Girl 2: They look like stained glass windows. In the winter it is quite drafty because the roof isn’t very low so the air can go around.
Rebecca: What is it like to be a pupil in this classroom?
Girl 2: When you first come in here you feel a bit intimidated.
Girl 1: The ceiling is very high and it makes you feel quite small. These are more steady bricks and hard whereas over here, this is more smooth and makes a different noise. This one is older seeing as this one is more modern.
Rebecca: Why do you think that is?
Girl 1: Well, I think maybe this was all one big room and it got cut in half to build two separate rooms.
Rebecca: Do you think it would have made a difference to how you were taught and what your experience in the classroom would have been like having a classroom that big?
Girl 1: Well, I think maybe if that was the front of the classroom and that was the back it would have been hard for the people nearer the back to listen and hear and learn more things than at the front.

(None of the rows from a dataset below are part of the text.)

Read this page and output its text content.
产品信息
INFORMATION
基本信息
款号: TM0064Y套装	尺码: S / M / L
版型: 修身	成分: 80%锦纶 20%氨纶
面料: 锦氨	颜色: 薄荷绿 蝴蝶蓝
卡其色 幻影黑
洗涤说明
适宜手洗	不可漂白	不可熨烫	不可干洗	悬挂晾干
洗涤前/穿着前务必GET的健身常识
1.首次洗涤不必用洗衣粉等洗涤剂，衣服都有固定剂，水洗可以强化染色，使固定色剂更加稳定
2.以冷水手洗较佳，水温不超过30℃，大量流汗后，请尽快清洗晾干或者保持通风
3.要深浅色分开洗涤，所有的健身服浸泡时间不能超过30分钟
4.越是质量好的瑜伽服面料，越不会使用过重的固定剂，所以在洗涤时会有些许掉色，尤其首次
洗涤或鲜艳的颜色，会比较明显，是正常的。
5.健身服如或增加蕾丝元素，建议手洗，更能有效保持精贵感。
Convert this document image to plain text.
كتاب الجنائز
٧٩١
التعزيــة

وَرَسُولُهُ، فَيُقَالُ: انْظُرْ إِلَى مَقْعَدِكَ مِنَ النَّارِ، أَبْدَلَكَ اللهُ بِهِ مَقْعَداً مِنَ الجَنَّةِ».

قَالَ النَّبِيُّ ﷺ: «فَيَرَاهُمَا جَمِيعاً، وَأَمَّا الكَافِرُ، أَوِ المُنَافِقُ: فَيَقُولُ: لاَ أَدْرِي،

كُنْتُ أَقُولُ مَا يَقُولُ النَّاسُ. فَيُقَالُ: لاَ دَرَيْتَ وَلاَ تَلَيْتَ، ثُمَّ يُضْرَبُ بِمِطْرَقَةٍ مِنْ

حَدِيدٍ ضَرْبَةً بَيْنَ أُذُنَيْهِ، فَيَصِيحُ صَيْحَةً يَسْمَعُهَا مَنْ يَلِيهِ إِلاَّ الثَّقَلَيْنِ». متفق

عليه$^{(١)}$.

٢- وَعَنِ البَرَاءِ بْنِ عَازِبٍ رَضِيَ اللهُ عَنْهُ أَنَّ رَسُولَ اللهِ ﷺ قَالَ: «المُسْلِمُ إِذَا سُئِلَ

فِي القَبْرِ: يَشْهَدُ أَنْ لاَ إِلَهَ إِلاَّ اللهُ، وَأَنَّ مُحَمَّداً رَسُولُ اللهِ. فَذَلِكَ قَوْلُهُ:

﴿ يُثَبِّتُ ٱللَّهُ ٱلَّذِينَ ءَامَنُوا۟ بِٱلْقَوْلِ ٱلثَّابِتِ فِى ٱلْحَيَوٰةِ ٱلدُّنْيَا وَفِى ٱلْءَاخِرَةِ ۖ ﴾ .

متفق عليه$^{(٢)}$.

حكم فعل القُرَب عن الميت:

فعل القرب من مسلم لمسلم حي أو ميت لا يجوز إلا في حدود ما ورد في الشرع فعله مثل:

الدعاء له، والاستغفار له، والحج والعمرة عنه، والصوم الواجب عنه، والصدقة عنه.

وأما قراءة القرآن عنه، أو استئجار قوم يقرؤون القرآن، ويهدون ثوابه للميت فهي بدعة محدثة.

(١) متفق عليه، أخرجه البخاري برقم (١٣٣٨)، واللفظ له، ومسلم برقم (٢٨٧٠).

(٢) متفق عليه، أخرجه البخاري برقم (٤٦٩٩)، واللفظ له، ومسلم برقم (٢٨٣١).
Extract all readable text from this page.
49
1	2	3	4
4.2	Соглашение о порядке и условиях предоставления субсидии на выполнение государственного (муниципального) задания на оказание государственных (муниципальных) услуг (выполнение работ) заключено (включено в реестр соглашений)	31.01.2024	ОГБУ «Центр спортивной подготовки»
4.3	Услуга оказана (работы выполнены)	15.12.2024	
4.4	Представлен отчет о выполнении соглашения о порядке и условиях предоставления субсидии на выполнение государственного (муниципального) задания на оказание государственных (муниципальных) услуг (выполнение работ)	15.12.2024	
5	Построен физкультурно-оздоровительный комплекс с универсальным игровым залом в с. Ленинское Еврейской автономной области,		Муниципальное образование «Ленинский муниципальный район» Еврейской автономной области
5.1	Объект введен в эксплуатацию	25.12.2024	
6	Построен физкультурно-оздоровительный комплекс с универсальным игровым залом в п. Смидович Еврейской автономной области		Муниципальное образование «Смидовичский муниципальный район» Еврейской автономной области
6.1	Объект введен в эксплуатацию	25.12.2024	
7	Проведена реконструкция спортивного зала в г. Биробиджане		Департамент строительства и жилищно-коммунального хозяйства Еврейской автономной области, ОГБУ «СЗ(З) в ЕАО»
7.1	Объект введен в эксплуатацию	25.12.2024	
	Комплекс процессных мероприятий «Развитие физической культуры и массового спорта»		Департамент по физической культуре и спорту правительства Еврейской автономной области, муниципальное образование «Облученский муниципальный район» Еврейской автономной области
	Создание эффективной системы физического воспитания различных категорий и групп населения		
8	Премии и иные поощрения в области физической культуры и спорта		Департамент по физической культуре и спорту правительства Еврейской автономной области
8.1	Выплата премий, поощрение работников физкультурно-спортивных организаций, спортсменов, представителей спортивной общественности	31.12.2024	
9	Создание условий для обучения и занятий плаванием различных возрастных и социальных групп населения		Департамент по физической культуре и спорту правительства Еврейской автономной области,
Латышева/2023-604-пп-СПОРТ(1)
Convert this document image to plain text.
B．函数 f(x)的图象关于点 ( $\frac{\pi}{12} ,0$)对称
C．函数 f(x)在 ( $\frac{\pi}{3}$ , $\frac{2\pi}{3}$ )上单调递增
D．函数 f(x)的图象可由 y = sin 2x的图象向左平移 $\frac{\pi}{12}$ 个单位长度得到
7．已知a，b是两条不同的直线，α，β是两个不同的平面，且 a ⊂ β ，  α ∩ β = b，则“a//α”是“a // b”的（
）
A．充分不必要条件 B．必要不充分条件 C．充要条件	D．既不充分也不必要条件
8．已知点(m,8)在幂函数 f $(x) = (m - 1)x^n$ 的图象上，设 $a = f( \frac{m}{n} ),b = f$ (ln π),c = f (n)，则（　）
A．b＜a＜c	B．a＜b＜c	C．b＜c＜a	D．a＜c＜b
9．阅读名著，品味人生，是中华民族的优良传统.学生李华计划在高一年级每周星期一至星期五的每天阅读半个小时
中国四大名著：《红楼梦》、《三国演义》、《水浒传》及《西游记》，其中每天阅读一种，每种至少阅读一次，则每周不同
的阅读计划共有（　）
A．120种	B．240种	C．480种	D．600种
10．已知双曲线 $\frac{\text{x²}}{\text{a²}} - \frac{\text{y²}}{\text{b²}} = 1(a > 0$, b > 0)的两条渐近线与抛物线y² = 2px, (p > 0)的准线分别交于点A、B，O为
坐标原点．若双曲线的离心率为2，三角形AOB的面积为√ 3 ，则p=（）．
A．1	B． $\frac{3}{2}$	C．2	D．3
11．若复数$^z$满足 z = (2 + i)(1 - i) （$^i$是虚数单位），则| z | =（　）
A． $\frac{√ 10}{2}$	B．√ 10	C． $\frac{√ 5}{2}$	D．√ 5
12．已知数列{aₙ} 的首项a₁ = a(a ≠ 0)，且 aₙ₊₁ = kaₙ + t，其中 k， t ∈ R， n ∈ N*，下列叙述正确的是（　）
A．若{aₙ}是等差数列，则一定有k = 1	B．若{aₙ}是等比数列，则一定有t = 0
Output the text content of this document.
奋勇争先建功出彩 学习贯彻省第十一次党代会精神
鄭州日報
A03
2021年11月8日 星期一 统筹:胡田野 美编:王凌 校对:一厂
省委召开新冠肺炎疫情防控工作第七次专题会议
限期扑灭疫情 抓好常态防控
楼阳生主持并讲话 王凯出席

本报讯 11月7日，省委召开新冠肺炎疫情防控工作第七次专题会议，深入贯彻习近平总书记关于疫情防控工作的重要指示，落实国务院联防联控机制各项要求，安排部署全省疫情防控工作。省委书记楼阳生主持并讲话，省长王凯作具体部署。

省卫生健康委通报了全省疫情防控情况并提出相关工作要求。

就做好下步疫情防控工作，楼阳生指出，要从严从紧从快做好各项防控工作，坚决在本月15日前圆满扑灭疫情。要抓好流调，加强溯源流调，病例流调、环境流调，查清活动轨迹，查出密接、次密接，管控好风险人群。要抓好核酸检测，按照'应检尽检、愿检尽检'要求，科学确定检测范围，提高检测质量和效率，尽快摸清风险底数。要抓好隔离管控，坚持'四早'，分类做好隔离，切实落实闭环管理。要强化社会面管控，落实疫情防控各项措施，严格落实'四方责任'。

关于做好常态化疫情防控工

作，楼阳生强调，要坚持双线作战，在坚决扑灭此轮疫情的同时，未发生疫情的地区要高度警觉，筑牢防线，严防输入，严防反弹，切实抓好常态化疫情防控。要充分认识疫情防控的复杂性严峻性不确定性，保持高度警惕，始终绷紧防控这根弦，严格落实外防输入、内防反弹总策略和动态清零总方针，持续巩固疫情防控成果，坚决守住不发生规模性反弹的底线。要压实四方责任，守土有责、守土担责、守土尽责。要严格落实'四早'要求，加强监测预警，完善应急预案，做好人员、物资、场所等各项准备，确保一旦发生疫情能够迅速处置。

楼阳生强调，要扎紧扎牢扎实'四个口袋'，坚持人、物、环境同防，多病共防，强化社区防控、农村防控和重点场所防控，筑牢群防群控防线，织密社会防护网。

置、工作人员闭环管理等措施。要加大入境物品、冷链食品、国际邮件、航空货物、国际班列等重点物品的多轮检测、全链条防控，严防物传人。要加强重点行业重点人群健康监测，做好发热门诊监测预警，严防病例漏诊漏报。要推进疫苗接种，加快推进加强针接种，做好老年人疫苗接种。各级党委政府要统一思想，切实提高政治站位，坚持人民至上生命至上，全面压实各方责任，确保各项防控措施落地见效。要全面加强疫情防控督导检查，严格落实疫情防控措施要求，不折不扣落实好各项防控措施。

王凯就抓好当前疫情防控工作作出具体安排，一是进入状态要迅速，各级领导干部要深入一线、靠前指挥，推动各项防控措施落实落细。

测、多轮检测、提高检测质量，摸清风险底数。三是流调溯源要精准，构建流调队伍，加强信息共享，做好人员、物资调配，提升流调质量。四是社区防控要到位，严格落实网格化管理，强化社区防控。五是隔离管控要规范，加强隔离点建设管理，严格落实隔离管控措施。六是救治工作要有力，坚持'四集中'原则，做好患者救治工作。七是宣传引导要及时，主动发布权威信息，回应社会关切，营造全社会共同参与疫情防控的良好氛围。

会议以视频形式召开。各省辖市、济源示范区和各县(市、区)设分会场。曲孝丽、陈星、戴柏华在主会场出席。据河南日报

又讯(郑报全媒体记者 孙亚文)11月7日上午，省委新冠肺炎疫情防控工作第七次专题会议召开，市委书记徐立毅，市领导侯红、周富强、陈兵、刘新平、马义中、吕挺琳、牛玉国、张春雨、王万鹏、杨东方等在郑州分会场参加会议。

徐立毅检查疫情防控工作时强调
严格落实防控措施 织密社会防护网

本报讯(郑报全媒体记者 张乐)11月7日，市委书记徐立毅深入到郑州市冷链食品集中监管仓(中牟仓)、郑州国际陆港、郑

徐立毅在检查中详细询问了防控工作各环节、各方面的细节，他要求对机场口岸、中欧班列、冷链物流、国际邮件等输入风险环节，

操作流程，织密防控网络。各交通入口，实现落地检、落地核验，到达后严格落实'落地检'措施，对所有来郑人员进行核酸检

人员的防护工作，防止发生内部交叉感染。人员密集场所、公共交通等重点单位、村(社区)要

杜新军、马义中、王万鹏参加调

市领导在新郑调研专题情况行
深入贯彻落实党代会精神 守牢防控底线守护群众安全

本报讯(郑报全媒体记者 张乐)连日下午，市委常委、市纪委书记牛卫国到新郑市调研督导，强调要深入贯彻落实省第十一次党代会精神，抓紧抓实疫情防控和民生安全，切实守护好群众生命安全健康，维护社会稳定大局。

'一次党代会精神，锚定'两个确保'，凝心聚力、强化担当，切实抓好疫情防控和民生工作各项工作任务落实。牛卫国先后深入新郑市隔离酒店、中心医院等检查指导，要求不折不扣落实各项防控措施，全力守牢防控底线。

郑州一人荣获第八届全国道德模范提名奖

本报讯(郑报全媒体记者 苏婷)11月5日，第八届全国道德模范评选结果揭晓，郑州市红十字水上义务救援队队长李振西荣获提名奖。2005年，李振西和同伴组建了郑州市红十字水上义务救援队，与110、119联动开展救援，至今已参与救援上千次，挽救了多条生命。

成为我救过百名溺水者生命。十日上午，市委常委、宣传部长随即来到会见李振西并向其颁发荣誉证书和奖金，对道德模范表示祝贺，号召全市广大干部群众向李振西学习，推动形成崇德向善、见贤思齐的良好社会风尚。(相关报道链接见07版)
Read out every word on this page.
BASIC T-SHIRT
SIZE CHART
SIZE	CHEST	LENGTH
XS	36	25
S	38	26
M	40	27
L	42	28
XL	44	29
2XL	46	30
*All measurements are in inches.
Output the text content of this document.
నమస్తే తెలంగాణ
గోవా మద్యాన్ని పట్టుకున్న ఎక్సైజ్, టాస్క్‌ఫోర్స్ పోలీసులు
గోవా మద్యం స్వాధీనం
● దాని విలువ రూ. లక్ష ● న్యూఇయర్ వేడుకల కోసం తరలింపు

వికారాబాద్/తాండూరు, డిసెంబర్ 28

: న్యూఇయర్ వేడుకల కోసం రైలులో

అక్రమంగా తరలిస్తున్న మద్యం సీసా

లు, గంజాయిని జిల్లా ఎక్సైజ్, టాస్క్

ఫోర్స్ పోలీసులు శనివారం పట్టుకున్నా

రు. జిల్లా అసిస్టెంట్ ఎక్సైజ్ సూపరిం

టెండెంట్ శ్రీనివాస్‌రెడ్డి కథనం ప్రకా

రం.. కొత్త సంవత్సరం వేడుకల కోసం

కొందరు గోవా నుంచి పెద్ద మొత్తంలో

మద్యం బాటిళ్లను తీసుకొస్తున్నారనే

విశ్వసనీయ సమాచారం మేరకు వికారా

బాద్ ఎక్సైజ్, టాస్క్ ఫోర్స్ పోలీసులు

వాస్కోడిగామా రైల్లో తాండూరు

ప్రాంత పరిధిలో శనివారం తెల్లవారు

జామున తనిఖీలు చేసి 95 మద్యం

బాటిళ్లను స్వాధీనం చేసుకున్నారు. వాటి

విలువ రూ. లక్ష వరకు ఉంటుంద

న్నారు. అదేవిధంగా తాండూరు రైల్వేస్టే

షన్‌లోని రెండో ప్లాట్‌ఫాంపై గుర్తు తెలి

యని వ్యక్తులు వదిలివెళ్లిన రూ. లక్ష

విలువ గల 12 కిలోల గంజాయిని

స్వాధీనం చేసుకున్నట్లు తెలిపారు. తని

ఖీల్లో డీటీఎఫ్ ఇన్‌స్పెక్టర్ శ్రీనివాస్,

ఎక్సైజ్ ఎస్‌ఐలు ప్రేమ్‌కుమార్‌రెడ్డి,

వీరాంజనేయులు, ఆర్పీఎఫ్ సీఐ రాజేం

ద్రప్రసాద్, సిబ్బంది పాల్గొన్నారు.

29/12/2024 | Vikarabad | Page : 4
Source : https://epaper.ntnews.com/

Talking with the children has helped me think about what it might have been like to be a pupil here back in Victorian times. I wonder if there is anything else in the school that might help me. Every Victorian school kept log books. Sometimes like here they have been stored in the school but in most cases you will have to track them down. I am going to look at them to see what I can find out. Here is an entry from the 19th of May. Mrs Hirons visited the school in the morning and expressed herself please with the neatness of the first and second class copy books. I wonder what copy books are? The sewing is again very satisfactory and the order is so perfect that there ought to be no doubt about the ultimate success of the school. So it looks as though sewing was an important part of the curriculum. 23rd of December 1875: The attendance has been very poor this week girls being wanted at home to assist in the Christmas preparations. So, the girls are wanted at home to prepare for Christmas, looks like those were their Christmas holidays. There seems to be a separate book for boys and girls. Let’s have a look at the boy’s book. February 20th: cautioned the boys about damaging the grass around the walnut tree in the playground. Alright, now here is a summary of everything they had to do and there is quite a lot so I am going to record it. This helps me get an idea of what it was actually like to study here. It mentions things like singing, drawing and drill. I wonder what that must have been like. Another thing I have been given is the register for this time. Now, it has not only got the names and where they lived it even got what their parents did. Ah, here we go; July the 26th 1875. Mary Horseman, she lived in new land meadow and her father John Horseman was a carpenter. Annie Rolls who lived in Oxford road, her father was James Rolls and he was a chair maker. Emma Berry and her father Edward Berry who was a paper maker. Already I am beginning to get an idea of what it might have been like to go to the school. The classrooms felt big, it might have been drafty and difficult to heat. The classrooms might have been bigger than they are today. Like me, you too can find things out by looking at Victorian buildings near you.